Bupati Agam diwakili Asisten II Setdakab Agam, Andrinaldi, saat membuka kegiatan menegaskan bahwa pendidikan prasekolah menjadi fondasi penting untuk membentuk karakter dan kesiapan anak sebelum masuk ke jenjang pendidikan dasar.
Menurutnya, dunia pendidikan kini menghadapi tantangan baru seiring perkembangan teknologi dan karakter Generasi Alpha. Ia menilai ketergantungan anak terhadap gawai terus meningkat dan fenomena menenangkan anak dengan ponsel sudah menjadi hal yang lazim di masyarakat.
“Ini menjadi tantangan serius bagi kita semua. Anak-anak sekarang cenderung lebih banyak berinteraksi dengan gadget dibandingkan lingkungan sekitarnya. Bahkan, ada kecenderungan mereka lebih mempercayai guru dibanding orang tua,” ujarnya.
Andrinaldi mengatakan kondisi itu menuntut para pendidik lebih adaptif, sabar, dan kreatif dalam menerapkan metode pembelajaran. Ia menilai pola pendidikan konvensional tidak lagi sepenuhnya relevan untuk menjawab karakter anak masa kini yang lebih kritis dan dinamis.

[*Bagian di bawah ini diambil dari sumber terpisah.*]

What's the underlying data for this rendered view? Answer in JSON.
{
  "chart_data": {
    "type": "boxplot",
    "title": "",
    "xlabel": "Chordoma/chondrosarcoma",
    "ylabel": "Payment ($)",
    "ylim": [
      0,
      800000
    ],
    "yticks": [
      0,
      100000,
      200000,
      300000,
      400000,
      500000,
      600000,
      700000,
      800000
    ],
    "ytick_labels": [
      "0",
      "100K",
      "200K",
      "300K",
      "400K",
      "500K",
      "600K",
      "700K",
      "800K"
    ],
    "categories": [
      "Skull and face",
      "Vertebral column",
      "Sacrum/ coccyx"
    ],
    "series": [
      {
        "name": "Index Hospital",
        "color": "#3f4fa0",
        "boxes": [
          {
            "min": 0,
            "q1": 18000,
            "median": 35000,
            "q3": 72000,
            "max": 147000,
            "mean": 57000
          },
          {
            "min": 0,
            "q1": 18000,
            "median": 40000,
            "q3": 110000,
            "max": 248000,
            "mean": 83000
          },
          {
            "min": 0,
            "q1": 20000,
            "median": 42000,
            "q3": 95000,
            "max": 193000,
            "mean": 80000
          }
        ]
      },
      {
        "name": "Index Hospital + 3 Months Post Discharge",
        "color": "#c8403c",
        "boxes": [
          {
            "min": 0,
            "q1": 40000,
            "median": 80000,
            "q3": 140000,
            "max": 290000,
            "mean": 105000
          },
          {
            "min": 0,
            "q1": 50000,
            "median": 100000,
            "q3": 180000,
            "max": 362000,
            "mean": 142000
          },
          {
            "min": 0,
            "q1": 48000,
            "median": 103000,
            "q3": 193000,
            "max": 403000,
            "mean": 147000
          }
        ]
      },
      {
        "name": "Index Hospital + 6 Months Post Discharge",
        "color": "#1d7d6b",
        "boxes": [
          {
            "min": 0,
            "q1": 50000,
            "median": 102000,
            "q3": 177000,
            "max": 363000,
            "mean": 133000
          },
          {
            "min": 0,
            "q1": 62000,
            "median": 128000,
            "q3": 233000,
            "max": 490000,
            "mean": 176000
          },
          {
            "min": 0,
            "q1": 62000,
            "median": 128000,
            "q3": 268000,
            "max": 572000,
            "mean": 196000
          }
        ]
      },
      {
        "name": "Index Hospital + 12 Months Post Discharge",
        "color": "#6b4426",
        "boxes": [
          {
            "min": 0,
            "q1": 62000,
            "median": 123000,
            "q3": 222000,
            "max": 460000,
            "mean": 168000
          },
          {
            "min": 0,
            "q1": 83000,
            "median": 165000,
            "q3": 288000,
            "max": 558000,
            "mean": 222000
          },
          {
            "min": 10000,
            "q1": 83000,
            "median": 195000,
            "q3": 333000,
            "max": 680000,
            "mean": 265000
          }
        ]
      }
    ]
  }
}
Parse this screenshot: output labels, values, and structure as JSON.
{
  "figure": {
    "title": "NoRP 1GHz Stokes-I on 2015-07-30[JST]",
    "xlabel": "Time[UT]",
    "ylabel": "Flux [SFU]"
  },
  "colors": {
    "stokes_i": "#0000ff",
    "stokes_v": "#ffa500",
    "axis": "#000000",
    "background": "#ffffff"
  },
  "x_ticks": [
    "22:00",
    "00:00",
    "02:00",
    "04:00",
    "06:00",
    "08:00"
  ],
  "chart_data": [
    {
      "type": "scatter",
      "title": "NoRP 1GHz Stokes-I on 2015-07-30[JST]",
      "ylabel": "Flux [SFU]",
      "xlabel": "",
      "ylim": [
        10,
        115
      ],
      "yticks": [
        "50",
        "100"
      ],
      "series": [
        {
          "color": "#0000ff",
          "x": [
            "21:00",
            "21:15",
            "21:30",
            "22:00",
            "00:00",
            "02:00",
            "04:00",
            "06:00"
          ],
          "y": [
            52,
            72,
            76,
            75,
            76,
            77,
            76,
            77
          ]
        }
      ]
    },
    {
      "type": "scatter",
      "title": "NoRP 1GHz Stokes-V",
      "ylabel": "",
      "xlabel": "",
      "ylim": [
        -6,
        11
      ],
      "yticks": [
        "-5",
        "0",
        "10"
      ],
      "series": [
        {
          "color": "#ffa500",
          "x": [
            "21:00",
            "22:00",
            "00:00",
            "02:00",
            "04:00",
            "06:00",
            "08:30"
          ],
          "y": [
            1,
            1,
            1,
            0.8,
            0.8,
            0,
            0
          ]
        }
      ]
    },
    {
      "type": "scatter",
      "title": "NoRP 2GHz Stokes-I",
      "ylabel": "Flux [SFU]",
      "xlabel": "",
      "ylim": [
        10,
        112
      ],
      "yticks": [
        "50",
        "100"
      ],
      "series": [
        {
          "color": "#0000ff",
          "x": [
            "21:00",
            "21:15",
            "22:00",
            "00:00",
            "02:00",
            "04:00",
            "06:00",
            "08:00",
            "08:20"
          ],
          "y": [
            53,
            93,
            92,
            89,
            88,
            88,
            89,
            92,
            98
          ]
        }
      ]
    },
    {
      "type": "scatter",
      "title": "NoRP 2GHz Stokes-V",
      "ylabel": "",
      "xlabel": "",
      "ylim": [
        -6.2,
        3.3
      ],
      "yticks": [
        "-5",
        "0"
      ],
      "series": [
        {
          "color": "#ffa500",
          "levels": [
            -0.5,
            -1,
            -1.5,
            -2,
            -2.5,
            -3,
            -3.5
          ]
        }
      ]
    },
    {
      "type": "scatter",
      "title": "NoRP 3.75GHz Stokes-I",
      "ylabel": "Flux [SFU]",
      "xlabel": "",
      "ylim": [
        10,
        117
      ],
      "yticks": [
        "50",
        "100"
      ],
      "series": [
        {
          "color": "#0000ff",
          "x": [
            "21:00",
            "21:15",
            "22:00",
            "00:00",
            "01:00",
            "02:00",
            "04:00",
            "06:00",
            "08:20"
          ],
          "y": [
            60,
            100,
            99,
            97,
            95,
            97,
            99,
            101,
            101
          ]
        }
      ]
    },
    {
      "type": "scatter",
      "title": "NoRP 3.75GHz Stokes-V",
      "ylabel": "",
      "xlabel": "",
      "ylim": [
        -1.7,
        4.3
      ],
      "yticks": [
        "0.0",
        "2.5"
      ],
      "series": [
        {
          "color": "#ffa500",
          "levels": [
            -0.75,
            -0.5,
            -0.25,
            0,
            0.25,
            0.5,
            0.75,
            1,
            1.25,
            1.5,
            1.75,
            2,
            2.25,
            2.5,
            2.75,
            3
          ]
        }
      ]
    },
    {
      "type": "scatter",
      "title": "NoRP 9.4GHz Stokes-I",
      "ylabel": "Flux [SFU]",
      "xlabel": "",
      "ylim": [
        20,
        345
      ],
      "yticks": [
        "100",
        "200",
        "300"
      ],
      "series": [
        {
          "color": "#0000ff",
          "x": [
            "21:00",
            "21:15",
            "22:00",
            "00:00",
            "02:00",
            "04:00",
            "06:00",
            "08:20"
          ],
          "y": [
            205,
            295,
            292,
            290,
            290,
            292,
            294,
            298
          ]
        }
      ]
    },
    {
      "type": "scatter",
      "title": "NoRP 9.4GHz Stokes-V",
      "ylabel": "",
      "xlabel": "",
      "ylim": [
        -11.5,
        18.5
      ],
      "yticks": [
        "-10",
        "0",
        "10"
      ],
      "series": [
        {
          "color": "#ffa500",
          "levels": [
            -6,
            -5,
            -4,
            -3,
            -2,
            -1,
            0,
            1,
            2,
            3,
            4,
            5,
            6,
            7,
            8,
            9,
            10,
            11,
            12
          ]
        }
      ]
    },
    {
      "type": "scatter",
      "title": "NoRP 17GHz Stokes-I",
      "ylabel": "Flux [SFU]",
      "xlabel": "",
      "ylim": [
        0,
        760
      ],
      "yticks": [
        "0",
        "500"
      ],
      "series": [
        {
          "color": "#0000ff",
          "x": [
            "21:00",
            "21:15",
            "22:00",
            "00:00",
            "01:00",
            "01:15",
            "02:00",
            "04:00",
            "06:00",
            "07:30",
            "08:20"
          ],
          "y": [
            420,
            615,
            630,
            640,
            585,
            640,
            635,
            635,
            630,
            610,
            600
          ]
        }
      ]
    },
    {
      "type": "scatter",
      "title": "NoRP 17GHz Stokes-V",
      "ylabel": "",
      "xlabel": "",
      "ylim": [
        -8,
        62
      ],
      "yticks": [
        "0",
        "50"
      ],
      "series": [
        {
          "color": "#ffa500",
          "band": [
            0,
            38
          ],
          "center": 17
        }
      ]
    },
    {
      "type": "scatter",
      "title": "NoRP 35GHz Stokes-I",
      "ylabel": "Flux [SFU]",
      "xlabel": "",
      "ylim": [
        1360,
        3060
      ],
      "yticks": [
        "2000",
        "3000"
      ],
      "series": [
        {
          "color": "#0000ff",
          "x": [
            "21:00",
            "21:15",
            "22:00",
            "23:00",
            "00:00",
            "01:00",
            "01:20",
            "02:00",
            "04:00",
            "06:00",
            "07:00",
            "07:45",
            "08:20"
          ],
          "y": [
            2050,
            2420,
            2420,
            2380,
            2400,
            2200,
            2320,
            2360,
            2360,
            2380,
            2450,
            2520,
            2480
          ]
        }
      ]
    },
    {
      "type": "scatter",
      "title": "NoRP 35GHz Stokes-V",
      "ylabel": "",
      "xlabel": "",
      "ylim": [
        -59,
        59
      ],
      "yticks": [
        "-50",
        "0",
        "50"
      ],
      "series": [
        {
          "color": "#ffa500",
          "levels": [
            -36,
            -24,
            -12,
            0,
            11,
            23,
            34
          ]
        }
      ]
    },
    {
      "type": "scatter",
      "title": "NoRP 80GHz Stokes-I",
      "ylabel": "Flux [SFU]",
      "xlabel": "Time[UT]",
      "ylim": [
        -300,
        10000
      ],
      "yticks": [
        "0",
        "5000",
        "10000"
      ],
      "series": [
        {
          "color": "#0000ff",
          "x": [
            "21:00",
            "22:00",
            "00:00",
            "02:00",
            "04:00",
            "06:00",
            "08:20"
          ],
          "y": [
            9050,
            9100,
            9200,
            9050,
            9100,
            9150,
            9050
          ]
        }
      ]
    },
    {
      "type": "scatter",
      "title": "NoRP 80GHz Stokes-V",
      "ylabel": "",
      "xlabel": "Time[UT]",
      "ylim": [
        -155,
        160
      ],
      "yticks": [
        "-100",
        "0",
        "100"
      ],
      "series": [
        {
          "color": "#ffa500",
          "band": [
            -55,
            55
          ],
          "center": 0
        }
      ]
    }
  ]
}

Dalam kesempatan itu, ia juga menekankan pentingnya sinergi antara program daerah dan kebijakan nasional. Salah satunya dukungan terhadap program Makan Bergizi Gratis dari pemerintah pusat untuk meningkatkan kesehatan dan kecerdasan anak.

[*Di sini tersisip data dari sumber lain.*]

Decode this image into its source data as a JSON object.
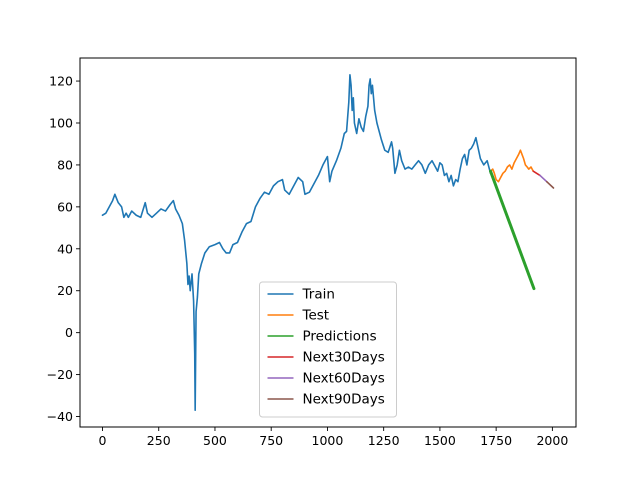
{
  "chart_data": {
    "type": "line",
    "title": "",
    "xlabel": "",
    "ylabel": "",
    "xlim": [
      -100,
      2105
    ],
    "ylim": [
      -45,
      131
    ],
    "x_ticks": [
      0,
      250,
      500,
      750,
      1000,
      1250,
      1500,
      1750,
      2000
    ],
    "y_ticks": [
      -40,
      -20,
      0,
      20,
      40,
      60,
      80,
      100,
      120
    ],
    "grid": false,
    "legend_position": "lower center",
    "series": [
      {
        "name": "Train",
        "color": "#1f77b4",
        "points": [
          [
            0,
            56
          ],
          [
            15,
            57
          ],
          [
            30,
            60
          ],
          [
            45,
            63
          ],
          [
            55,
            66
          ],
          [
            70,
            62
          ],
          [
            85,
            60
          ],
          [
            95,
            55
          ],
          [
            105,
            57
          ],
          [
            115,
            55
          ],
          [
            130,
            58
          ],
          [
            150,
            56
          ],
          [
            170,
            55
          ],
          [
            190,
            62
          ],
          [
            200,
            57
          ],
          [
            220,
            55
          ],
          [
            240,
            57
          ],
          [
            260,
            59
          ],
          [
            280,
            58
          ],
          [
            300,
            61
          ],
          [
            315,
            63
          ],
          [
            325,
            59
          ],
          [
            340,
            56
          ],
          [
            355,
            52
          ],
          [
            365,
            44
          ],
          [
            375,
            33
          ],
          [
            380,
            23
          ],
          [
            385,
            27
          ],
          [
            390,
            20
          ],
          [
            398,
            28
          ],
          [
            405,
            15
          ],
          [
            410,
            -10
          ],
          [
            412,
            -37
          ],
          [
            416,
            10
          ],
          [
            422,
            17
          ],
          [
            428,
            28
          ],
          [
            440,
            33
          ],
          [
            455,
            38
          ],
          [
            475,
            41
          ],
          [
            500,
            42
          ],
          [
            520,
            43
          ],
          [
            535,
            40
          ],
          [
            550,
            38
          ],
          [
            565,
            38
          ],
          [
            580,
            42
          ],
          [
            600,
            43
          ],
          [
            620,
            48
          ],
          [
            640,
            52
          ],
          [
            660,
            53
          ],
          [
            680,
            60
          ],
          [
            700,
            64
          ],
          [
            720,
            67
          ],
          [
            740,
            66
          ],
          [
            760,
            70
          ],
          [
            780,
            72
          ],
          [
            800,
            73
          ],
          [
            810,
            68
          ],
          [
            830,
            66
          ],
          [
            850,
            70
          ],
          [
            870,
            74
          ],
          [
            890,
            72
          ],
          [
            900,
            66
          ],
          [
            920,
            67
          ],
          [
            940,
            71
          ],
          [
            960,
            75
          ],
          [
            980,
            80
          ],
          [
            1000,
            84
          ],
          [
            1010,
            72
          ],
          [
            1020,
            77
          ],
          [
            1040,
            82
          ],
          [
            1060,
            88
          ],
          [
            1075,
            95
          ],
          [
            1085,
            96
          ],
          [
            1095,
            110
          ],
          [
            1100,
            123
          ],
          [
            1105,
            118
          ],
          [
            1110,
            106
          ],
          [
            1115,
            112
          ],
          [
            1120,
            100
          ],
          [
            1130,
            95
          ],
          [
            1140,
            102
          ],
          [
            1150,
            98
          ],
          [
            1160,
            96
          ],
          [
            1170,
            103
          ],
          [
            1180,
            108
          ],
          [
            1185,
            118
          ],
          [
            1190,
            121
          ],
          [
            1195,
            114
          ],
          [
            1200,
            118
          ],
          [
            1205,
            112
          ],
          [
            1210,
            106
          ],
          [
            1220,
            100
          ],
          [
            1230,
            96
          ],
          [
            1240,
            92
          ],
          [
            1255,
            87
          ],
          [
            1270,
            86
          ],
          [
            1285,
            91
          ],
          [
            1290,
            88
          ],
          [
            1300,
            76
          ],
          [
            1310,
            80
          ],
          [
            1320,
            87
          ],
          [
            1330,
            82
          ],
          [
            1345,
            78
          ],
          [
            1360,
            79
          ],
          [
            1375,
            78
          ],
          [
            1390,
            80
          ],
          [
            1405,
            82
          ],
          [
            1420,
            80
          ],
          [
            1435,
            76
          ],
          [
            1450,
            80
          ],
          [
            1465,
            82
          ],
          [
            1480,
            79
          ],
          [
            1490,
            77
          ],
          [
            1500,
            81
          ],
          [
            1510,
            80
          ],
          [
            1520,
            75
          ],
          [
            1530,
            76
          ],
          [
            1540,
            72
          ],
          [
            1550,
            75
          ],
          [
            1560,
            70
          ],
          [
            1570,
            73
          ],
          [
            1580,
            72
          ],
          [
            1590,
            78
          ],
          [
            1600,
            83
          ],
          [
            1610,
            85
          ],
          [
            1620,
            80
          ],
          [
            1630,
            87
          ],
          [
            1640,
            88
          ],
          [
            1650,
            90
          ],
          [
            1660,
            93
          ],
          [
            1670,
            88
          ],
          [
            1680,
            83
          ],
          [
            1695,
            80
          ],
          [
            1710,
            82
          ],
          [
            1725,
            76
          ]
        ]
      },
      {
        "name": "Test",
        "color": "#ff7f0e",
        "points": [
          [
            1725,
            77
          ],
          [
            1735,
            78
          ],
          [
            1742,
            76
          ],
          [
            1750,
            73
          ],
          [
            1760,
            72
          ],
          [
            1770,
            74
          ],
          [
            1780,
            76
          ],
          [
            1790,
            77
          ],
          [
            1800,
            79
          ],
          [
            1810,
            80
          ],
          [
            1820,
            78
          ],
          [
            1830,
            81
          ],
          [
            1840,
            83
          ],
          [
            1850,
            85
          ],
          [
            1858,
            87
          ],
          [
            1865,
            85
          ],
          [
            1872,
            83
          ],
          [
            1880,
            80
          ],
          [
            1888,
            79
          ],
          [
            1895,
            78
          ],
          [
            1905,
            79
          ],
          [
            1915,
            77
          ]
        ]
      },
      {
        "name": "Predictions",
        "color": "#2ca02c",
        "points": [
          [
            1725,
            77
          ],
          [
            1918,
            21
          ]
        ]
      },
      {
        "name": "Next30Days",
        "color": "#d62728",
        "points": [
          [
            1915,
            77
          ],
          [
            1945,
            75
          ]
        ]
      },
      {
        "name": "Next60Days",
        "color": "#9467bd",
        "points": [
          [
            1945,
            75
          ],
          [
            1975,
            72
          ]
        ]
      },
      {
        "name": "Next90Days",
        "color": "#8c564b",
        "points": [
          [
            1975,
            72
          ],
          [
            2005,
            69
          ]
        ]
      }
    ]
  }
}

Pemkab Agam juga menjalankan program “Bangkit dari Surau” sebagai upaya memperkuat nilai spiritual dan mental generasi muda. Program ini bertujuan menanamkan kembali nilai Adat Basandi Syarak, Syarak Basandi Kitabullah, agar keseimbangan antara ilmu pengetahuan dan keimanan dapat terwujud.
Lebih lanjut, Andrinaldi mengimbau para guru memanfaatkan media sosial secara positif dengan membagikan aktivitas dan capaian siswa di sekolah. Ia menilai langkah itu lebih efektif membangun citra pendidikan yang baik ketimbang terus mengkritisi konten negatif.
“Jika kita terus menyebarkan hal-hal baik, maka ruang digital kita juga akan dipenuhi oleh konten yang membangun,” katanya.
Di tengah upaya pemulihan sarana dan prasarana pendidikan akibat bencana, pemerintah tetap mengajak seluruh tenaga pendidik untuk terus berikhtiar dengan penuh keikhlasan.
“Semakin berat perjuangan dalam membina generasi muda, maka semakin besar pula nilai pengabdian yang kita berikan untuk masa depan Agam yang madani,” ungkapnya.
Sosialisasi tersebut diharapkan memperkuat komitmen bersama dalam menciptakan generasi unggul menuju Indonesia Emas 2045 sekaligus menjadi ruang pengabdian bagi para pendidik dalam menyiapkan masa depan bangsa.